In fact, animal products contain a lot of protein and the iron from meat is best absorbed by the body. However, this does not mean that all vegans are pale flaccid. There are many iron- and protein-containing foods from nature – without animals.
And a vegan diet can even help with intestinal problems such as diarrhoea or flatulence, because a particularly high consumption of meat promotes the spread of harmful bacteria in the intestine.
With these six foods, vegans not only get enough protein and iron, but everyone gets good nutrients for a healthy, balanced intestinal flora.
1. Chia seeds
They belong to the superfoods, because there is a lot of healthy power in these small seeds. First of all, chia seeds contain a thick portion of protein, twice as much as other seeds. In addition, there is a lot of zinc and a lot of calcium, five times (!) more than in milk. Chia seeds act like a natural cleaning agent for the intestines. Because they swell up there, they offer a larger surface on which pollutants get caught. They are then excreted, and the intestine is again sparkling clean.
The “Inca grain” also swells up in the intestine and therefore has the same cleansing effect as chia seeds. Quinoa also contains valuable amino acids, making it one of the foods with the highest protein content. Quinoa is now available in different forms in every supermarket: as a grain for cooking and popped, for example, as an ingredient for your muesli.
A handful of almonds contains 6 grams of protein. Other types of nuts are also very rich in protein and provide long-lasting satiety. In the meantime, many nuts are also available as a must and as milk. Scientists have found that walnuts increase the diversity of the intestinal flora. They probably have a prebiotic effect and provide the good intestinal bacteria with valuable food so that they can multiply.
What is there to fight about the soybean!

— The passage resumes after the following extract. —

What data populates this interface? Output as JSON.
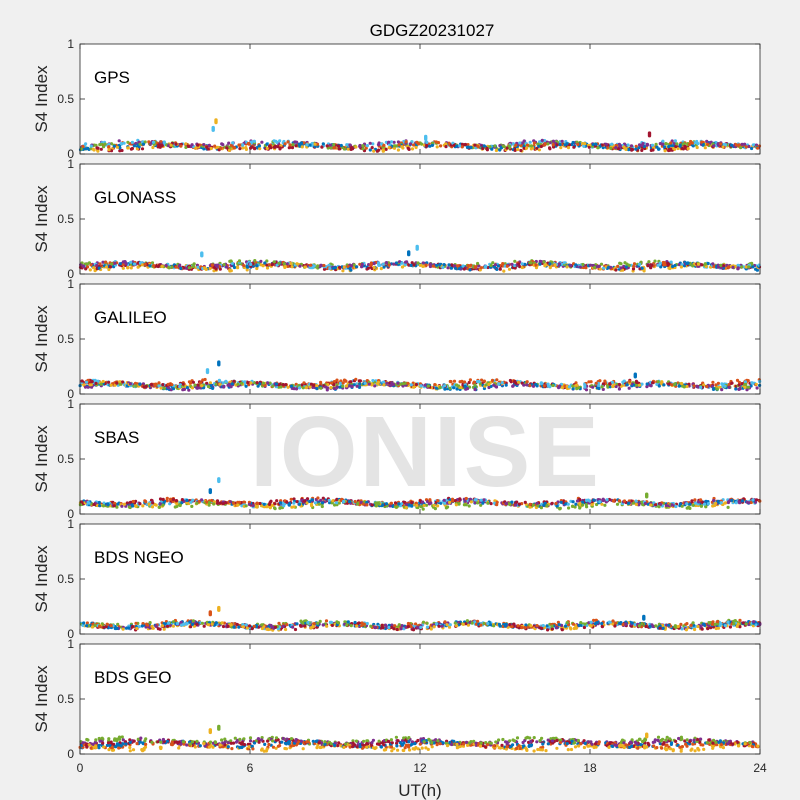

Some say, “super healthy”, others say “not right”. Like every bean, the soya bean is one of the foods rich in fibre. Accordingly, they have a prebiotic effect, because they offer a good food basis for the “good” intestinal bacteria. This promotes the balance of your intestinal flora. Soy also contains the most protein compared to other legumes. As with all other foods, soya can be harmful if it is consumed in large quantities. But you would have to eat several kilos of tofu and drink many litres of soymilk a day. In order not to consume genetically modified beans, it is advisable to buy organic products from an organic shop or health food store.
Lactic acid bacteria are not only found in dairy products, but also in vegetables such as white cabbage. If the cabbage is fermented, the lactic acid bacteria multiply and become a pleasure for you and your intestines. During fermentation, the bacteria on the cabbage produce lactic acid diligently. This ensures that pests are eliminated. In the acid environment, the good bacteria multiply very well and survive the otherwise so sharp stomach acid. By the way, you can easily make sauerkraut yourself. You can read how this works here. Bread Drink, Kimchi or Kombucha are also fermented and contain living bacteria that support the balance of your intestinal flora.
Cocoa is a natural probiotic. It contains many so-called polyphenols and flavonoids. These are secondary plant substances which are the nutritional basis of your good intestinal bacteria. If you feed them cocoa, they will thank you for it by forming antioxidants and strengthening your cells. The cocoa should contain as little sugar as possible so that it is very healthy and for vegans anyway without animal ingredients. Nowadays there are not only many kinds of vegan chocolate in organic shops, but also in supermarkets. By the way, there is also a lot of iron in cocoa.
And if someone asks you again what your iron supply is like, invite them to a cup of vegan cocoa.